# What does the term "pointwise" refer to?

1. Sep 7, 2015

### Mr Davis 97

In reading mathematical texts (especially on functions), I come across the term "pointwise". There seems to be a paucity of information explaining it on the internet, so I turn to the forum for an intuitive explanation. The context is when the term is used as in "pointwise addition" or "pointwise multiplication" of functions.

2. Sep 7, 2015

### SteamKing

Staff Emeritus
This often refers to a graphical method of adding or multiplying the ordinates of two curves to obtain a third curve, which is the sum or product of the first two curves.

Examine:

You take a series of points from curves ch.1 and ch.2 at the same x-location and add them together algebraically to make the bottom curve in the graphic above.

3. Sep 7, 2015

### mathman

Let f,g,h be functions. f+g=h means f(x)+g(x)=h(x) for every x in the domain of these function.

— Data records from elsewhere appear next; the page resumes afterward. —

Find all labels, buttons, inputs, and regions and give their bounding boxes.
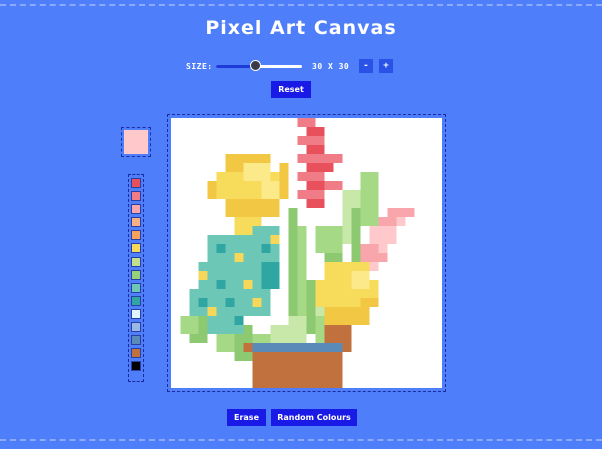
palette-swatch[interactable] [131, 348, 141, 359]
random-colours-button[interactable]: Random Colours [271, 409, 357, 426]
decrease-size-button[interactable]: - [359, 59, 373, 73]
palette-swatch[interactable] [131, 308, 141, 319]
palette-swatch[interactable] [131, 217, 141, 228]
size-control: SIZE: 30 X 30 - + [186, 58, 393, 74]
palette-swatch[interactable] [131, 282, 141, 293]
palette-swatch[interactable] [131, 191, 141, 202]
palette-swatch[interactable] [131, 361, 141, 372]
palette-swatch[interactable] [131, 256, 141, 267]
current-color-swatch [124, 130, 148, 154]
palette-swatch[interactable] [131, 295, 141, 306]
size-slider[interactable] [216, 58, 302, 74]
minus-icon: - [363, 61, 369, 71]
pixel-artwork[interactable] [171, 118, 442, 388]
palette-swatch[interactable] [131, 178, 141, 188]
current-color-preview [121, 127, 151, 157]
bottom-dashed-divider [0, 439, 602, 441]
page-title: Pixel Art Canvas [205, 17, 397, 39]
palette-swatch[interactable] [131, 269, 141, 280]
pixel-canvas[interactable] [171, 118, 442, 388]
canvas-frame [167, 114, 446, 392]
palette-swatch[interactable] [131, 204, 141, 215]
palette-swatch[interactable] [131, 335, 141, 346]
plus-icon: + [383, 61, 389, 71]
palette-swatch[interactable] [131, 322, 141, 333]
top-dashed-divider [0, 4, 602, 6]
color-palette [128, 174, 144, 382]
reset-button[interactable]: Reset [271, 81, 311, 98]
size-value: 30 X 30 [312, 61, 350, 71]
palette-swatch[interactable] [131, 230, 141, 241]
increase-size-button[interactable]: + [379, 59, 393, 73]
erase-button[interactable]: Erase [227, 409, 266, 426]
palette-swatch[interactable] [131, 243, 141, 254]
slider-thumb[interactable] [249, 60, 261, 71]
size-label: SIZE: [186, 61, 213, 71]
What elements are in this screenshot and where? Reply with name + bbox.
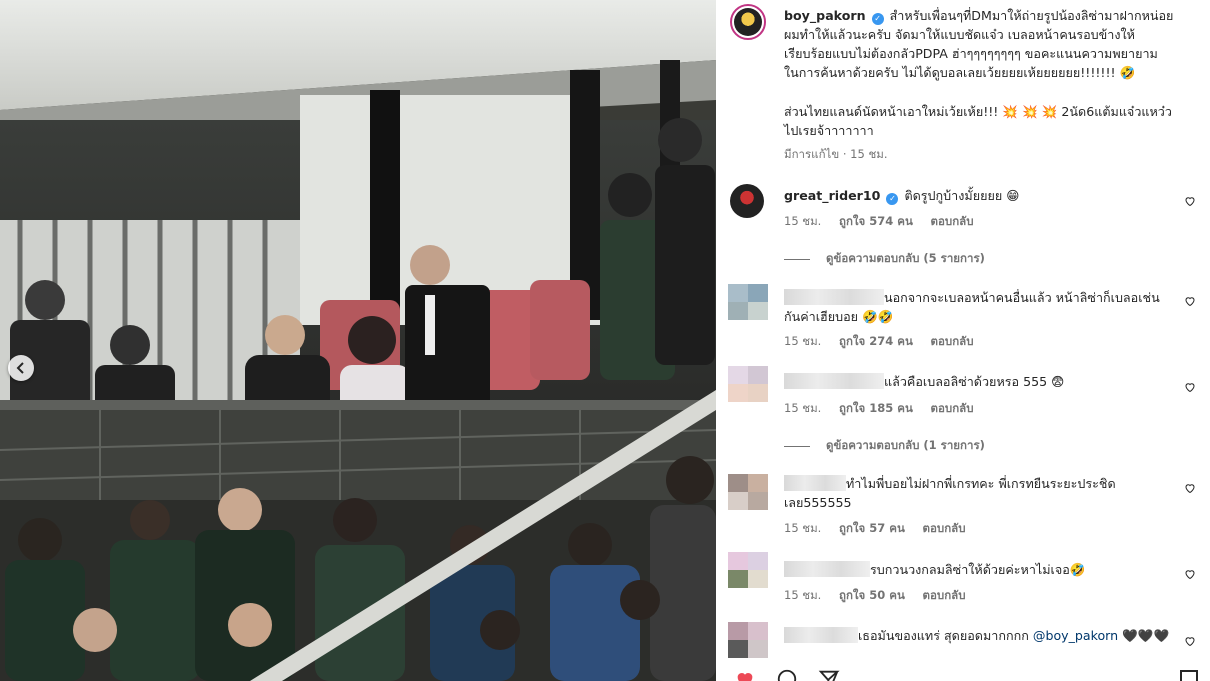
- owner-username[interactable]: boy_pakorn: [784, 8, 866, 23]
- comment-avatar[interactable]: [728, 284, 768, 320]
- caption-line-4: ในการค้นหาด้วยครับ ไม่ได้ดูบอลเลยเว้ยยยย…: [784, 65, 1136, 80]
- share-icon[interactable]: [818, 668, 840, 681]
- heart-icon[interactable]: [734, 668, 756, 681]
- verified-badge-icon: ✓: [886, 193, 899, 205]
- verified-badge-icon: ✓: [871, 13, 884, 25]
- comment-avatar[interactable]: [728, 552, 768, 588]
- stadium-crowd-photo: [0, 0, 716, 681]
- comment-4-meta: 15 ชม. ถูกใจ 57 คน ตอบกลับ: [784, 521, 966, 535]
- comment-3-meta: 15 ชม. ถูกใจ 185 คน ตอบกลับ: [784, 401, 974, 415]
- heart-icon[interactable]: [1184, 295, 1196, 307]
- comment-avatar[interactable]: [730, 184, 764, 218]
- previous-image-button[interactable]: [8, 355, 34, 381]
- post-photo[interactable]: [0, 0, 716, 681]
- comment-username-blurred[interactable]: [784, 475, 846, 491]
- comment-avatar[interactable]: [728, 474, 768, 510]
- bookmark-icon[interactable]: [1180, 670, 1198, 681]
- comment-1: great_rider10 ✓ ติดรูปกูบ้างมั้ยยยย 😁: [784, 186, 1019, 205]
- caption-line-1: สำหรับเพื่อนๆที่DMมาให้ถ่ายรูปน้องลิซ่าม…: [889, 8, 1174, 23]
- comment-username-blurred[interactable]: [784, 373, 884, 389]
- post-edited-meta: มีการแก้ไข · 15 ชม.: [784, 147, 888, 161]
- heart-icon[interactable]: [1184, 195, 1196, 207]
- comment-username-blurred[interactable]: [784, 561, 870, 577]
- comment-6: เธอมันของแทร่ สุดยอดมากกกก @boy_pakorn 🖤…: [784, 626, 1169, 645]
- caption2-line-2: ไปเรยจ้าาาาาาา: [784, 123, 874, 138]
- comment-avatar[interactable]: [728, 366, 768, 402]
- caption-line-3: เรียบร้อยแบบไม่ต้องกลัวPDPA ฮ่าๆๆๆๆๆๆๆๆ …: [784, 46, 1158, 61]
- comments-panel[interactable]: boy_pakorn ✓ สำหรับเพื่อนๆที่DMมาให้ถ่าย…: [716, 0, 1210, 681]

Similarly for any other operation involving functions. The term is more often used in the context of limits, where $f_n -> f$ can be defined in different ways, one of which is pointwise.

4. Sep 7, 2015

### Mr Davis 97

So pointwise basically means that the way we manipulate functions is by considering their values at any x?

5. Sep 9, 2015

Bump...

6. Sep 9, 2015

### Staff: Mentor

No, at a specific x value.

"Pointwise" is commonly used in discussions about the convergence of sequences. See https://en.wikipedia.org/wiki/Pointwise_convergence for more info. One example given in this wiki article is the sequence $\{x^n\}$ on the interval [0, 1). This sequence converges pointwise to 0 for each x in [0, 1), but does not converge uniformly to 0 on the same interval.